History
The Crusaders called the village Judyn or Iudin. A Crusader castle was built there some time after May 1220, when the Teutonic Order acquired the nearby village of Shifaya. The village fell to Sultan Baybars between 1268 and 1271. In 1283, Burchard of Mount Sion described a destroyed castle on the site that had belonged to the Teutonic Order.The castle was built around two towers with an outer enclosure wall.It was rebuilt in the eighteenth century by Dhaher al-Omar, the Bedouin leader who became Ottoman governor of the Galilee.The outer enclosure walls and moat were reconstructed, together with an angled entrance gatehouse. A vaulted hall was built over the Crusader walls. This hall was the basement of a palatial residence which included a mosque and a bathhouse. The vaulted roof rested on a series of square pillars on the hillside. The walls featured well shafts and gun-slits. The mosque was a small square building originally roofed with four cross-vaults resting on a central pillar. The bath house was a small building supplied with water from the wells below.

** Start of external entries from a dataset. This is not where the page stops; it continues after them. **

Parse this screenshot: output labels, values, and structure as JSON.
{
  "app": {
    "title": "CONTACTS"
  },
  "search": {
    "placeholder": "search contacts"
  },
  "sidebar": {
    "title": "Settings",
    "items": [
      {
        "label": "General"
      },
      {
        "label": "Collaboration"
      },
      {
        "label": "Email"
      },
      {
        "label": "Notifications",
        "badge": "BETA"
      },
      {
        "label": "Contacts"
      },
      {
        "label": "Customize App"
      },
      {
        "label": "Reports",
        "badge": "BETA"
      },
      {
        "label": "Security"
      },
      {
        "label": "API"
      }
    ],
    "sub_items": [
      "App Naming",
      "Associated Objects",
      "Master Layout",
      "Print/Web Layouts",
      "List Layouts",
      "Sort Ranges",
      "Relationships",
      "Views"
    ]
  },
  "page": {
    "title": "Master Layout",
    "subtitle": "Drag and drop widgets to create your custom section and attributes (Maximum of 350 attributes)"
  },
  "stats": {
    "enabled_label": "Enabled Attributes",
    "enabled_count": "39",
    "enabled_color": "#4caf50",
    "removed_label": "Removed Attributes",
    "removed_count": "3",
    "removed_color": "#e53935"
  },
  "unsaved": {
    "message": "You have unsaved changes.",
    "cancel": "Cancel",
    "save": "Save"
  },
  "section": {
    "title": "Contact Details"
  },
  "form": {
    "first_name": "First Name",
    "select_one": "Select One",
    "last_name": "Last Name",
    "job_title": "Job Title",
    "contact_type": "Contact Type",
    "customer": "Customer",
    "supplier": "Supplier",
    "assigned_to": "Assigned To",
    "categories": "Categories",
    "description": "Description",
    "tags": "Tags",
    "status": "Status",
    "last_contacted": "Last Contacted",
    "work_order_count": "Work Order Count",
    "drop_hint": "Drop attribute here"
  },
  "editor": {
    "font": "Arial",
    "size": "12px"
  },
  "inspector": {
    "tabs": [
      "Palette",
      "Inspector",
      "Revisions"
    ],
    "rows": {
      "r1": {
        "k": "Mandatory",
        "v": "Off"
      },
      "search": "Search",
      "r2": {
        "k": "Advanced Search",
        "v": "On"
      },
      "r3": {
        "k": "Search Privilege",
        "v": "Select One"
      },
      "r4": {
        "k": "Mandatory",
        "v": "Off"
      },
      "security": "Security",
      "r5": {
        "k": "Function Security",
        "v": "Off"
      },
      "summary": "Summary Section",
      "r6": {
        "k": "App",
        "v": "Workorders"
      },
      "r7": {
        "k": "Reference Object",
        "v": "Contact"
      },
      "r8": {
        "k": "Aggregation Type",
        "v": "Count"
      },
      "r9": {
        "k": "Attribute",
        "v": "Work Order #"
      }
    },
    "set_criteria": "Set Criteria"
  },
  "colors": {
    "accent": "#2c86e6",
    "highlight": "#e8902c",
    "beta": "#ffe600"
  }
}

An Italian monk, Mariti, who traveled to "Geddin" in the 1760s, says he was given a generous reception by the local sheik who commanded the place for Daher.
Jezzar Pasha razed the fortress around 1775.
Before 1948, the ruined fortress was occupied by Bedouin of the al-Suwaytat tribe whose primary occupation was animal husbandry. In 1944/45, they also cultivated a little barley and tobacco on a total of 22 dunums of land.